Des droits qui rétrécissent comme une peau de chagrin. Le gouvernement du Manitoba avait voté en 1890 cinq lois qui, à toutes fins pratiques, menaient à l’abolition des écoles confessionnelles. Comme l’article 93 de l’Acte de l’Amérique du Nord britannique garantit le droit à l’instruction sur une base confessionnelle et non linguistique, les francophones du Manitoba n’avaient eu d’autre choix, historiquement, que de s’inscrire dans le réseau des écoles catholiques pour recevoir l’enseignement dans leur langue maternelle. Mais ils étaient largement minoritaires. Tant que le financement public leur était accordé, leur survie était somme toute assurée. L’adoption de ces nouvelles législations signifiait que dorénavant ils devraient payer des taxes scolaires, tout comme les protestants d’ailleurs. Mais comme ils étaient minoritaires, leur capacité à s’autofinancer était réduite presque à néant. De plus, le principe de la neutralité de l’enseignement y était dorénavant affirmé, les écoles ne pouvant témoigner d’aucune conviction religieuse, à moins que les syndics le jugent à propos et que les parents ne s’y opposent pas. L’enseignement religieux n’était permis qu’à la fin de la dernière demi-heure de l’après-midi.

9403L’affirmation du principe de la séparation de l’Église et de l’État se trouvait de ce fait inscrite dans la loi du Manitoba. Toutes les conditions étaient réunies pour créer une onde de choc dans les rangs des ultramontains.
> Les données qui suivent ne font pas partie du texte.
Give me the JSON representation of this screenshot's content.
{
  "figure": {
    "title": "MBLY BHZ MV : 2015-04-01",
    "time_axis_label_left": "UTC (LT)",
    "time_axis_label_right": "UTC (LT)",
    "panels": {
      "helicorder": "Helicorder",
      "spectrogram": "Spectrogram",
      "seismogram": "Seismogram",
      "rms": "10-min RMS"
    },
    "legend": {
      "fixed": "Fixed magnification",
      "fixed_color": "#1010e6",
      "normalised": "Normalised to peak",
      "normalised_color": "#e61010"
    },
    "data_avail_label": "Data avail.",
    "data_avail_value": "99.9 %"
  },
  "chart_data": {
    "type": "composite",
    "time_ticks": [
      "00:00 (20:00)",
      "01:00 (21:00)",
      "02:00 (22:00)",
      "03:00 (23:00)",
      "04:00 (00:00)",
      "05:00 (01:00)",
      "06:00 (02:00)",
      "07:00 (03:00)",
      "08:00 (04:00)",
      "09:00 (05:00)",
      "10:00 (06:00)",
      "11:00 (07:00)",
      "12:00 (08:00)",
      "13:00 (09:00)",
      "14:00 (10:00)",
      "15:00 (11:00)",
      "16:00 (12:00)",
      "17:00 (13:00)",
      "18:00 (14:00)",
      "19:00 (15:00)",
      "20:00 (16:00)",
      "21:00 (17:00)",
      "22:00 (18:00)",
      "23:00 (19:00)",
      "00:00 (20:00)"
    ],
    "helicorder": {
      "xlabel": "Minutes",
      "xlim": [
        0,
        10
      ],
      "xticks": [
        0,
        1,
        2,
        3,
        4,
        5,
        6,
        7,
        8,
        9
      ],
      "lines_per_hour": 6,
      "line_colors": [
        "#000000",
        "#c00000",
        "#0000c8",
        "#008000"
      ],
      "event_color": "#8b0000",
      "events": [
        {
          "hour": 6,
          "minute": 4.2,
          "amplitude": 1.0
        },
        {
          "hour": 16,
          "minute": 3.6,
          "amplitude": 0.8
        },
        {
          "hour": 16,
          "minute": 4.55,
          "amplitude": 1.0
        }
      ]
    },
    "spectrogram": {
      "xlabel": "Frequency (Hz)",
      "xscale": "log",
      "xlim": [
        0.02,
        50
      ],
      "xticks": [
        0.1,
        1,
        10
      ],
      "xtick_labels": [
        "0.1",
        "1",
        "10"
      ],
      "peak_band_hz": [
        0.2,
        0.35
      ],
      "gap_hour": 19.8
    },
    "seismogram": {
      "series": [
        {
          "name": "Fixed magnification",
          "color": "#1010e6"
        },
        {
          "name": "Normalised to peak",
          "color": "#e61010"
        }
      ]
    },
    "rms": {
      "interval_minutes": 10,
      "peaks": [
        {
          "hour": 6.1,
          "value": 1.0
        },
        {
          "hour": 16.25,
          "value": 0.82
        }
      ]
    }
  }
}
Jules Tardivel. L’ultramontanisme condamnait toute ingérence de l’État dans les affaires de l’Église et considérait que la responsabilité de l’éducation des enfants incombait aux familles et à l’Église. Un des porte-paroles les plus connus de l’ultramontanisme sera Jules-Paul Tardivel   Celui-ci lancera en 1881 un journal à Québec, La Vérité, qui défend la cause du catholicisme et de la nation canadienne-française avec une intransigeance que même le Vatican n’endosse pas nécessairement. La querelle allait durer des années et diviser également l’élite francophone du Québec. Car tous ne partageaient pas la même vision de la place et du rôle de la religion dans l’éducation.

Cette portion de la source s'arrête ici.